Did you know that sweet, soft confectionery that you can buy in shops under the name Marshmallow used actually to be made from the root of a plant? That plant, unsurprisingly, goes by the name marshmallow, Althaea officinalis. She belongs to the Malvaceae family and has the same typical schizocarps that we see in the rest of that family.
Marshmallow possesses enormous healing power. Her medicinal properties especially influence the mucous membranes in and on our body. These can be found in our respiratory tract, digestive tract and on our skin. Her high mucilage content causes this. Fewer people know about her positive effect on the urinary tract and weight loss.
The magical properties of marshmallow contain two areas of application that seem contradictory. Firstly, you can use this plant for libido and erection problems. In addition, folklore tells us about several uses around funerals and the deceased. Furthermore, marsh mallow protects against malicious magical beings and attracts entities with good intentions. She also stimulates divinatory qualities.
Just about every part of this plant is edible. I already mentioned the sweet delicacy that you can make from the root. Incidentally, there is no marshmallow in the marshmallows that we eat nowadays. That doesn’t mean that you can’t make it yourself, of course. I’ll do my best to get a recipe on the website in due course.
This plant dies back every winter and grows back again in the spring. She grows to an average of 1.5 metres high, while some plants even reach 2 metres of height. She’s an impressive plant for sure. Marshmallow stands on a fleshy white to yellow taproot. The downy haired stem doesn’t display much branching. The grey-green, leaves are located along the stem on their petioles. The leaves feel velvety and are acute ovate with 3 to 5 shallow lobes. The leaf edge is dentate.

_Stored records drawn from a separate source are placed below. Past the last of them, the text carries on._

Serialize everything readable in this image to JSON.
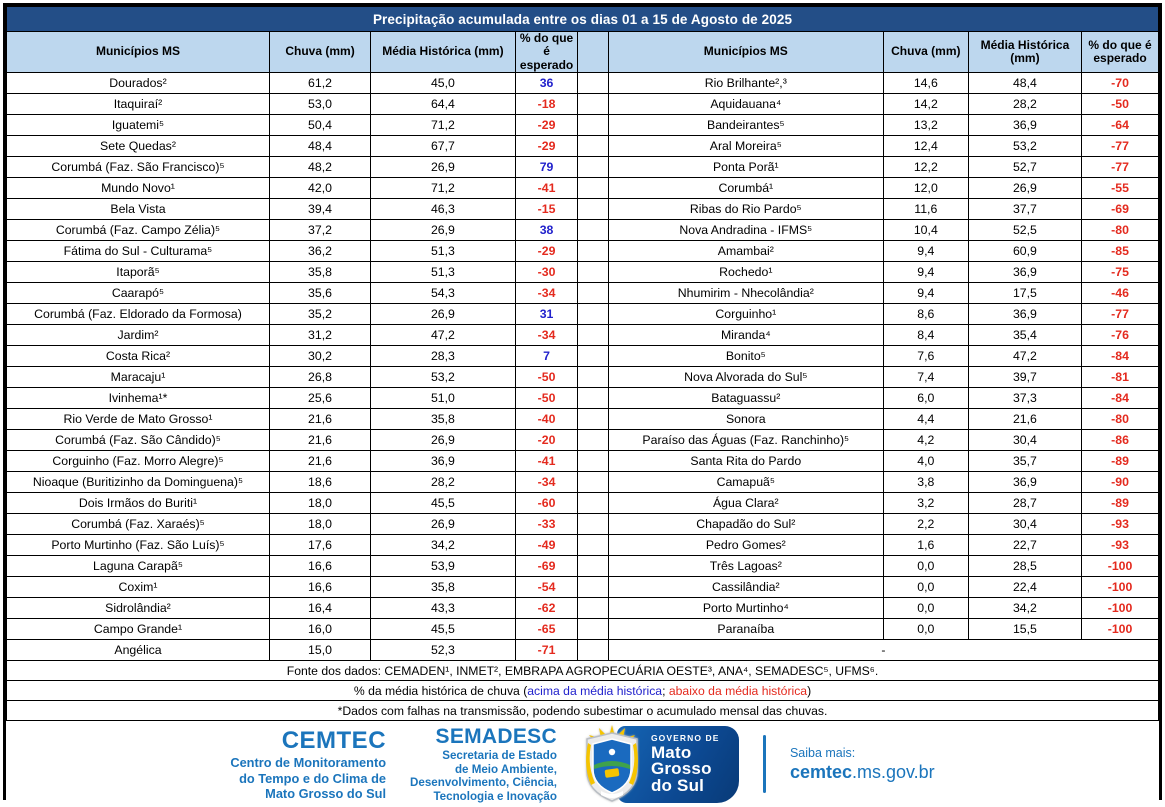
{
  "title": "Precipitação acumulada entre os dias 01 a 15 de Agosto de 2025",
  "colors": {
    "title_bg": "#234E87",
    "header_bg": "#BDD7EE",
    "positive": "#2222CC",
    "negative": "#E42A1E",
    "brand_blue": "#1B75BC",
    "gov_plate_blue": "#0D4A94"
  },
  "tables": {
    "left": {
      "columns": [
        "Municípios MS",
        "Chuva (mm)",
        "Média Histórica (mm)",
        "% do que é esperado"
      ],
      "rows": [
        [
          "Dourados²",
          "61,2",
          "45,0",
          "36"
        ],
        [
          "Itaquiraí²",
          "53,0",
          "64,4",
          "-18"
        ],
        [
          "Iguatemi⁵",
          "50,4",
          "71,2",
          "-29"
        ],
        [
          "Sete Quedas²",
          "48,4",
          "67,7",
          "-29"
        ],
        [
          "Corumbá (Faz. São Francisco)⁵",
          "48,2",
          "26,9",
          "79"
        ],
        [
          "Mundo Novo¹",
          "42,0",
          "71,2",
          "-41"
        ],
        [
          "Bela Vista",
          "39,4",
          "46,3",
          "-15"
        ],
        [
          "Corumbá (Faz. Campo Zélia)⁵",
          "37,2",
          "26,9",
          "38"
        ],
        [
          "Fátima do Sul - Culturama⁵",
          "36,2",
          "51,3",
          "-29"
        ],
        [
          "Itaporã⁵",
          "35,8",
          "51,3",
          "-30"
        ],
        [
          "Caarapó⁵",
          "35,6",
          "54,3",
          "-34"
        ],
        [
          "Corumbá (Faz. Eldorado da Formosa)",
          "35,2",
          "26,9",
          "31"
        ],
        [
          "Jardim²",
          "31,2",
          "47,2",
          "-34"
        ],
        [
          "Costa Rica²",
          "30,2",
          "28,3",
          "7"
        ],
        [
          "Maracaju¹",
          "26,8",
          "53,2",
          "-50"
        ],
        [
          "Ivinhema¹*",
          "25,6",
          "51,0",
          "-50"
        ],
        [
          "Rio Verde de Mato Grosso¹",
          "21,6",
          "35,8",
          "-40"
        ],
        [
          "Corumbá (Faz. São Cândido)⁵",
          "21,6",
          "26,9",
          "-20"
        ],
        [
          "Corguinho (Faz. Morro Alegre)⁵",
          "21,6",
          "36,9",
          "-41"
        ],
        [
          "Nioaque (Buritizinho da Dominguena)⁵",
          "18,6",
          "28,2",
          "-34"
        ],
        [
          "Dois Irmãos do Buriti¹",
          "18,0",
          "45,5",
          "-60"
        ],
        [
          "Corumbá (Faz. Xaraés)⁵",
          "18,0",
          "26,9",
          "-33"
        ],
        [
          "Porto Murtinho (Faz. São Luís)⁵",
          "17,6",
          "34,2",
          "-49"
        ],
        [
          "Laguna Carapã⁵",
          "16,6",
          "53,9",
          "-69"
        ],
        [
          "Coxim¹",
          "16,6",
          "35,8",
          "-54"
        ],
        [
          "Sidrolândia²",
          "16,4",
          "43,3",
          "-62"
        ],
        [
          "Campo Grande¹",
          "16,0",
          "45,5",
          "-65"
        ],
        [
          "Angélica",
          "15,0",
          "52,3",
          "-71"
        ]
      ]
    },
    "right": {
      "columns": [
        "Municípios MS",
        "Chuva (mm)",
        "Média Histórica (mm)",
        "% do que é esperado"
      ],
      "rows": [
        [
          "Rio Brilhante²,³",
          "14,6",
          "48,4",
          "-70"
        ],
        [
          "Aquidauana⁴",
          "14,2",
          "28,2",
          "-50"
        ],
        [
          "Bandeirantes⁵",
          "13,2",
          "36,9",
          "-64"
        ],
        [
          "Aral Moreira⁵",
          "12,4",
          "53,2",
          "-77"
        ],
        [
          "Ponta Porã¹",
          "12,2",
          "52,7",
          "-77"
        ],
        [
          "Corumbá¹",
          "12,0",
          "26,9",
          "-55"
        ],
        [
          "Ribas do Rio Pardo⁵",
          "11,6",
          "37,7",
          "-69"
        ],
        [
          "Nova Andradina - IFMS⁵",
          "10,4",
          "52,5",
          "-80"
        ],
        [
          "Amambai²",
          "9,4",
          "60,9",
          "-85"
        ],
        [
          "Rochedo¹",
          "9,4",
          "36,9",
          "-75"
        ],
        [
          "Nhumirim - Nhecolândia²",
          "9,4",
          "17,5",
          "-46"
        ],
        [
          "Corguinho¹",
          "8,6",
          "36,9",
          "-77"
        ],
        [
          "Miranda⁴",
          "8,4",
          "35,4",
          "-76"
        ],
        [
          "Bonito⁵",
          "7,6",
          "47,2",
          "-84"
        ],
        [
          "Nova Alvorada do Sul⁵",
          "7,4",
          "39,7",
          "-81"
        ],
        [
          "Bataguassu²",
          "6,0",
          "37,3",
          "-84"
        ],
        [
          "Sonora",
          "4,4",
          "21,6",
          "-80"
        ],
        [
          "Paraíso das Águas (Faz. Ranchinho)⁵",
          "4,2",
          "30,4",
          "-86"
        ],
        [
          "Santa Rita do Pardo",
          "4,0",
          "35,7",
          "-89"
        ],
        [
          "Camapuã⁵",
          "3,8",
          "36,9",
          "-90"
        ],
        [
          "Água Clara²",
          "3,2",
          "28,7",
          "-89"
        ],
        [
          "Chapadão do Sul²",
          "2,2",
          "30,4",
          "-93"
        ],
        [
          "Pedro Gomes²",
          "1,6",
          "22,7",
          "-93"
        ],
        [
          "Três Lagoas²",
          "0,0",
          "28,5",
          "-100"
        ],
        [
          "Cassilândia²",
          "0,0",
          "22,4",
          "-100"
        ],
        [
          "Porto Murtinho⁴",
          "0,0",
          "34,2",
          "-100"
        ],
        [
          "Paranaíba",
          "0,0",
          "15,5",
          "-100"
        ]
      ],
      "last_row_placeholder": "-"
    }
  },
  "notes": {
    "source": "Fonte dos dados:  CEMADEN¹, INMET², EMBRAPA AGROPECUÁRIA OESTE³, ANA⁴, SEMADESC⁵, UFMS⁶.",
    "legend_prefix": "% da média histórica de chuva (",
    "legend_above": "acima da média histórica",
    "legend_separator": "; ",
    "legend_below": "abaixo da média histórica",
    "legend_suffix": ")",
    "disclaimer": "*Dados com falhas na transmissão, podendo subestimar o acumulado mensal das chuvas."
  },
  "footer": {
    "cemtec_name": "CEMTEC",
    "cemtec_desc_lines": [
      "Centro de Monitoramento",
      "do Tempo e do Clima de",
      "Mato Grosso do Sul"
    ],
    "semadesc_name": "SEMADESC",
    "semadesc_desc_lines": [
      "Secretaria de Estado",
      "de Meio Ambiente,",
      "Desenvolvimento, Ciência,",
      "Tecnologia e Inovação"
    ],
    "gov_label": "GOVERNO DE",
    "gov_name_lines": [
      "Mato",
      "Grosso",
      "do Sul"
    ],
    "more_label": "Saiba mais:",
    "site_bold": "cemtec",
    "site_rest": ".ms.gov.br"
  }
}
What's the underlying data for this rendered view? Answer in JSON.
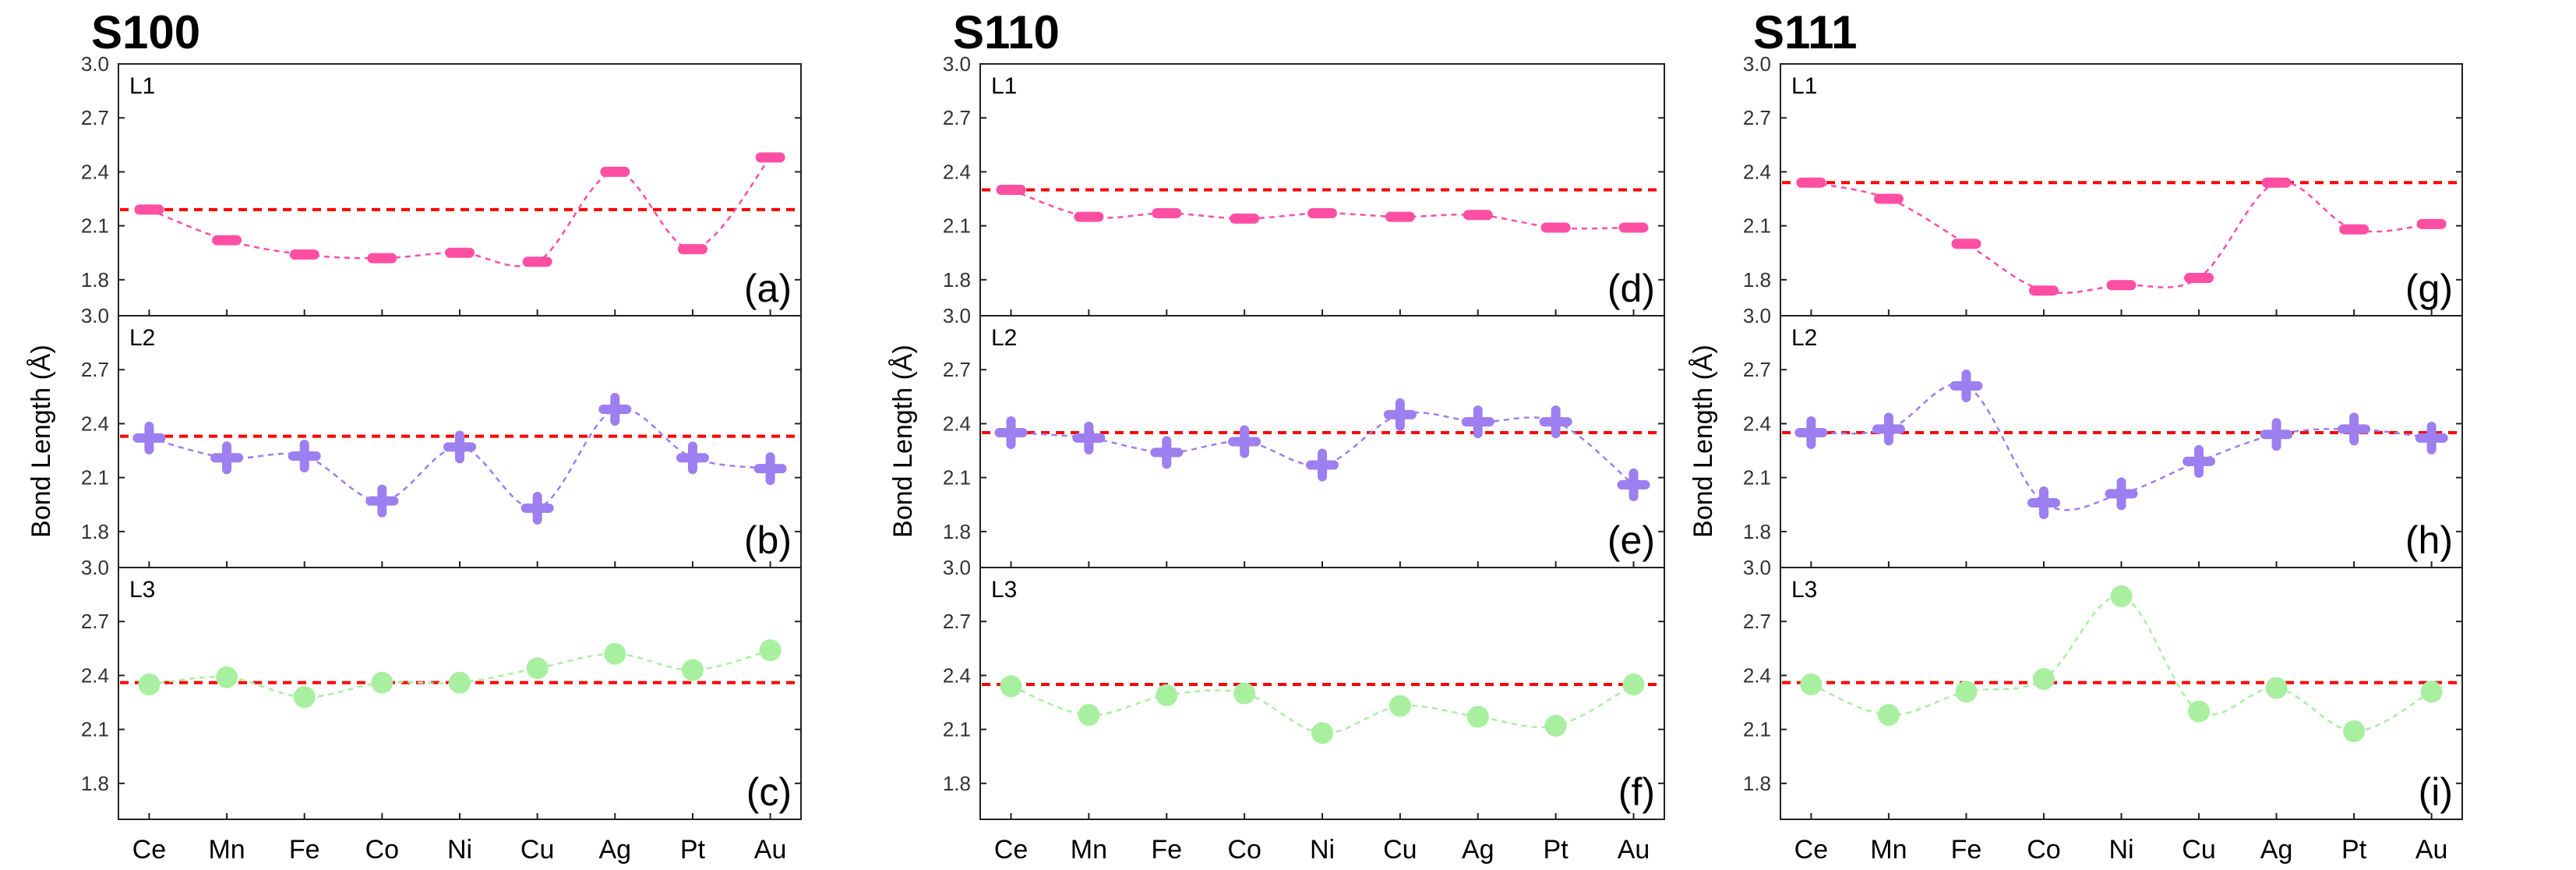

She has white to pink flowers that are in the axils of the leaves and can measure up to 5 cm in diameter. The flowers have 5 petals and many stamens with yellow or purple anthers. After flowering, the well-known cheese-shaped schizocarps appear. They contain dark-coloured, sickle-shaped seeds.
Marsh mallow is one of the plants that every monastery had to grow in their garden, by order of Charlemagne.
Together with juniper, licorice, bearberry and fennel she is part of vijfsoortenthee (which literally means five species tea), a herbal mix that was traditionally used against urinary tract problems in the low lands.
Marshmallow is also called tooth root in the Netherlands because people used to give teething children a piece of peeled marshmallow root to chew to prevent pain.
If you reduce the water in which you boiled the root, you can use the result as glue.
You can make varnish with the oil from marsh mallow seeds.
According to the Romans, a spoonful of marshmallow held sickness at bay for a day.